Alignment of the mirrors for optimal multimode operation is performed before insertion of the cavity mount into the UHV chamber. The inset in figure 3 shows the cavity outside the UHV chamber. We first epoxy the lower mirror to the 5 mm-long cylindrical single-crystal fast piezo, which itself has been epoxied to the SS mount connecting to the Macor base of the cavity mount. We next align the upper mirror to this fixed lower mirror. To optimize the angle and transverse position of the upper mirror, the edge of its flat side is first epoxied to the end of a 3.9 cm-long SS cylinder possessing an inner diameter sufficiently large so as not to obscure cavity transmission. This SS cylinder is then slipped through a 1.5 mm-larger-diameter mounting ring. This ring is screwed onto the face of the vertically mounted slip-stick piezo actuator. The opposite end of the SS cylinder is temporarily held by a positioning stage, and the gap between it and the mounting ring allows us to adjust both the three-axis position and angle of the mirror while the epoxy filling the gap between the cylinder and ring sets. For maintaining proper alignment, we monitor cavity transmission resonances at 780 nm while the epoxy sets, adjusting the positioning stage as needed. We ensure optimal alignment of the mirror with respect to the lower mirror with this procedure, maximizing mode density at the critical length for multimode operation while ensuring good coupling as the slip-stick actuator tunes the cavity toward and away from the L = R condition.
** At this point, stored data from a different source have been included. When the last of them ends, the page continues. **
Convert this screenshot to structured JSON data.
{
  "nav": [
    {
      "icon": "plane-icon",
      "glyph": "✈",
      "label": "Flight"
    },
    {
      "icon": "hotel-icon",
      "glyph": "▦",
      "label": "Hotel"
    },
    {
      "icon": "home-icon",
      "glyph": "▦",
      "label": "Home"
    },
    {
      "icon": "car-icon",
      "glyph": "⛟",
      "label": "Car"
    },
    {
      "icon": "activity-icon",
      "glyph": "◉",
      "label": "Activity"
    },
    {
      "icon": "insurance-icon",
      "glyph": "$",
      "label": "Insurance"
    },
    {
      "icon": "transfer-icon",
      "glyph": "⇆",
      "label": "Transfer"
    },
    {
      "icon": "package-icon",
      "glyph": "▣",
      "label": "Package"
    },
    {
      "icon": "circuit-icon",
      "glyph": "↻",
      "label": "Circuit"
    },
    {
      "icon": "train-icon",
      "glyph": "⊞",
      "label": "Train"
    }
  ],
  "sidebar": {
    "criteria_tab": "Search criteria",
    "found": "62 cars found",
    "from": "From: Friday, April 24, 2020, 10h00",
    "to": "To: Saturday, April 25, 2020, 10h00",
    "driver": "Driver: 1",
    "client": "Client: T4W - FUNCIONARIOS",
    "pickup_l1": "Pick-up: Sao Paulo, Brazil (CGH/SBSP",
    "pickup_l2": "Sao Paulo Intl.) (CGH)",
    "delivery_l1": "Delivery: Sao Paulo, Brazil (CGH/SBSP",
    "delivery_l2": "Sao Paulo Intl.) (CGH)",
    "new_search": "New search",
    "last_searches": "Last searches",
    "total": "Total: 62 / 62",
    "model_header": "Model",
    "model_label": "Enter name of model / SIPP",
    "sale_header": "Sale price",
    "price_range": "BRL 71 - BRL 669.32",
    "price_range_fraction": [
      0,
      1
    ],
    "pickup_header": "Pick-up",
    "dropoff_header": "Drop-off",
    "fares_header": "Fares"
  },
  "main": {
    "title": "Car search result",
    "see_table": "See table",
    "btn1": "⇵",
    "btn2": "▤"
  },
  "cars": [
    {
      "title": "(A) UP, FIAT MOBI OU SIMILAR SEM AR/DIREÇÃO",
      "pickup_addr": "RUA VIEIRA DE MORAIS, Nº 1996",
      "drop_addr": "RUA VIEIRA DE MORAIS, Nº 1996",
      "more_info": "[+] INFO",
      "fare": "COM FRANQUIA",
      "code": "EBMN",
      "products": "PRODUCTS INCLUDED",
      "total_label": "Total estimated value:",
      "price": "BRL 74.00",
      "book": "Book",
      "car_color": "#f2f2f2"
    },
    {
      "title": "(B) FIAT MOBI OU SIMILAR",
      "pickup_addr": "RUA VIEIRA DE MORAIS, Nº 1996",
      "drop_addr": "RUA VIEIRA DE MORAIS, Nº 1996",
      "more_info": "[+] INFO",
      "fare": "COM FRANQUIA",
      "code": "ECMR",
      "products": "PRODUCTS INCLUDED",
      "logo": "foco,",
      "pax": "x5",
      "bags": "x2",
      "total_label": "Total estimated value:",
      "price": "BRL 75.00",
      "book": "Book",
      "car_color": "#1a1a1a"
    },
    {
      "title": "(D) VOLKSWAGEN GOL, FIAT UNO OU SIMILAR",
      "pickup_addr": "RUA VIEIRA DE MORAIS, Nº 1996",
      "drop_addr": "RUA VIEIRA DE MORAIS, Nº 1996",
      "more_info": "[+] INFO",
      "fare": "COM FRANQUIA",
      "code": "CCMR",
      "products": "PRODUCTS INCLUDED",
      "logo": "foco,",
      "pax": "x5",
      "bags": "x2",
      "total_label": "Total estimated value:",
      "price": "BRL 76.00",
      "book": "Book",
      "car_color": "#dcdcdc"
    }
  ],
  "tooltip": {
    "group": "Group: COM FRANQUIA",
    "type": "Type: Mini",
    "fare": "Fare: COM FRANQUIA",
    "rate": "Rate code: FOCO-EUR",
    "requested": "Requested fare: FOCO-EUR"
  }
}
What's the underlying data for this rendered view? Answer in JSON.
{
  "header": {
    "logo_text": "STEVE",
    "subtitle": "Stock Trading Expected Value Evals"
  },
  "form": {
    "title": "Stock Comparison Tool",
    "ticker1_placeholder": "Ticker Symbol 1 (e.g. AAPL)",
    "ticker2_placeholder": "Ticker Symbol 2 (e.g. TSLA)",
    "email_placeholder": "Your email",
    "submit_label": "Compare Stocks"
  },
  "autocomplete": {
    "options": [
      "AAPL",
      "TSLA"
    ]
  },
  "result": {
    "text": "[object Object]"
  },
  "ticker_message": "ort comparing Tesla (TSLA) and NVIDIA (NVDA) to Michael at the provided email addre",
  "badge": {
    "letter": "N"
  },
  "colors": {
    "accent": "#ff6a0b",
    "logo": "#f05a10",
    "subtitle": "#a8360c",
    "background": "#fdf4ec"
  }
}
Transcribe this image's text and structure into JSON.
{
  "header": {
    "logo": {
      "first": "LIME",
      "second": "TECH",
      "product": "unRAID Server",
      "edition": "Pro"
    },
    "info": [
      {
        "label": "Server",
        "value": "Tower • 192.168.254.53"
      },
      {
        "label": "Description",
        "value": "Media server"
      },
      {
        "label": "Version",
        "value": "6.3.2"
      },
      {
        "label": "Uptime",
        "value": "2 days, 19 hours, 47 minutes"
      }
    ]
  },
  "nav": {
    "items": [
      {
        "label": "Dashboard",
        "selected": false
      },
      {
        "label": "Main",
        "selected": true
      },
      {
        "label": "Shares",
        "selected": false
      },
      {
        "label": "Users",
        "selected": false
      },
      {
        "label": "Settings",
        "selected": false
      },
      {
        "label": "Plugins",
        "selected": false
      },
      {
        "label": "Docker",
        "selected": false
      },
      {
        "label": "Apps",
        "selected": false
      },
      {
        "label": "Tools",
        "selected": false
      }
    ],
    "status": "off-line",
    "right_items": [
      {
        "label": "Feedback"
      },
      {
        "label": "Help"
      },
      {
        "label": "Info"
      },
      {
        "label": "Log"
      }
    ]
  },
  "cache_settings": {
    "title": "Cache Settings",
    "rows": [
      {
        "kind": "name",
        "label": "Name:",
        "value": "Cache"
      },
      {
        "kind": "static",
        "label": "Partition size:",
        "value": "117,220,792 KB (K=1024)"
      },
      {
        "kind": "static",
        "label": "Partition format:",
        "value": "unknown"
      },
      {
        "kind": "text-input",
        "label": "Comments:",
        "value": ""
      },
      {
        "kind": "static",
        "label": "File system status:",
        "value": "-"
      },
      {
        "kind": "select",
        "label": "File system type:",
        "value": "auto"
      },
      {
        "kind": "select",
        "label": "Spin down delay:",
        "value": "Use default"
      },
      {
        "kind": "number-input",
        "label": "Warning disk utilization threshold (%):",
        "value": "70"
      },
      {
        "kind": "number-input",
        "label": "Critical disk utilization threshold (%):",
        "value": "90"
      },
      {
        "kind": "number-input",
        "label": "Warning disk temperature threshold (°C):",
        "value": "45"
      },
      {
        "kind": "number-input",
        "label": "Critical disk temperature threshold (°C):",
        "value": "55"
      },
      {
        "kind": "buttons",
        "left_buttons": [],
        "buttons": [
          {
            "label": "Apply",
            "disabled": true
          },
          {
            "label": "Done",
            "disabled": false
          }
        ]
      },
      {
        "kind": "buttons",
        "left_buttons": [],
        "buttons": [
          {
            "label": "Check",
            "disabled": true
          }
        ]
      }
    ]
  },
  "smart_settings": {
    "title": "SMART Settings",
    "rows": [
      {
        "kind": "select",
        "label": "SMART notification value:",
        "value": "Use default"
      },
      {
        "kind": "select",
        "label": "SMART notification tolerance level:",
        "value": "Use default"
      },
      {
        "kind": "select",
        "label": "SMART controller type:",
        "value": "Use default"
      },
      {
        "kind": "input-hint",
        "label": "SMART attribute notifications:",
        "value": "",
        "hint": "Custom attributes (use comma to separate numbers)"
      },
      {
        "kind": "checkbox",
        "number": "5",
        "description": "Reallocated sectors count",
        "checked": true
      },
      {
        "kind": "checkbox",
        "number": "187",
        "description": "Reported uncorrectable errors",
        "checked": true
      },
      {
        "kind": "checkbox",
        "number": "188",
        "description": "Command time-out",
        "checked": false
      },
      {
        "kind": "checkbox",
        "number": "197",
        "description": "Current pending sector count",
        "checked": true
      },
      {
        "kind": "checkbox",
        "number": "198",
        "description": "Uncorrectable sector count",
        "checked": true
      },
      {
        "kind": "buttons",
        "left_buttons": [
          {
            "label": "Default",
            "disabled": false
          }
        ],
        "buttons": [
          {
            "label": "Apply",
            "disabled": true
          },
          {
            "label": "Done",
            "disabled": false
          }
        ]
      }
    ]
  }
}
In-vacuum length stabilization of the cavity is achieved by deriving an error signal using the Pound–Drever–Hall method [22, 23] with 1560 nm light resonant with the ${\rm TE}{{{\rm M}}_{0,0}}$ mode of the cavity. Fast feedback is applied to the small single-crystal piezo on the lower mirror. Slow, but large-dynamic-range feedback is applied to the piezo stack in the slip-stick translation stage that actuates the upper mirror. Measurements of the vibration characteristics of the cavity were obtained by loosely locking an optical interferometer to the flat backfaces of each mirror. The amplitude and phase excursions of the interference fringes, when driven by a swept sine-wave, provided an estimate of the transfer functions of the two actuators. Two prominent features were found: a 120 Hz mechanical resonance originating from the slip-stick translation stage and a 3.5 kHz dispersive resonance arising from the coupling of the single-crystal PZT and its mount. An electronic feedback controller was designed based on these observations, incorporating an integrator at dc and open-loop dc gain only limited by the constituent electronic components. Two additional poles in the transfer function between 10 and 100 Hz serve to lower the gain profile rapidly over the next two decades. Two zeros in the transfer function near 1 kHz recover phase margin and result in a stable unity gain point near 10 kHz. The electronic controller also incorporates active resonant filters to provide additional gain to combat the noise induced by the resonance at 120 Hz and to provide the appropriate phase and gain to cancel the 3.5 kHz dispersive resonance. The combination of these elements allows us to achieve length stabilization with rms deviation of the cavity length of 1.8(2) pm (71(5) kHz at 780 nm) as measured in via the in-loop error signal. This results in a cavity stability nearly 4× smaller than the intrinsic cavity linewidth $2\kappa$ at 780 nm, whose measurement we provide in the next section.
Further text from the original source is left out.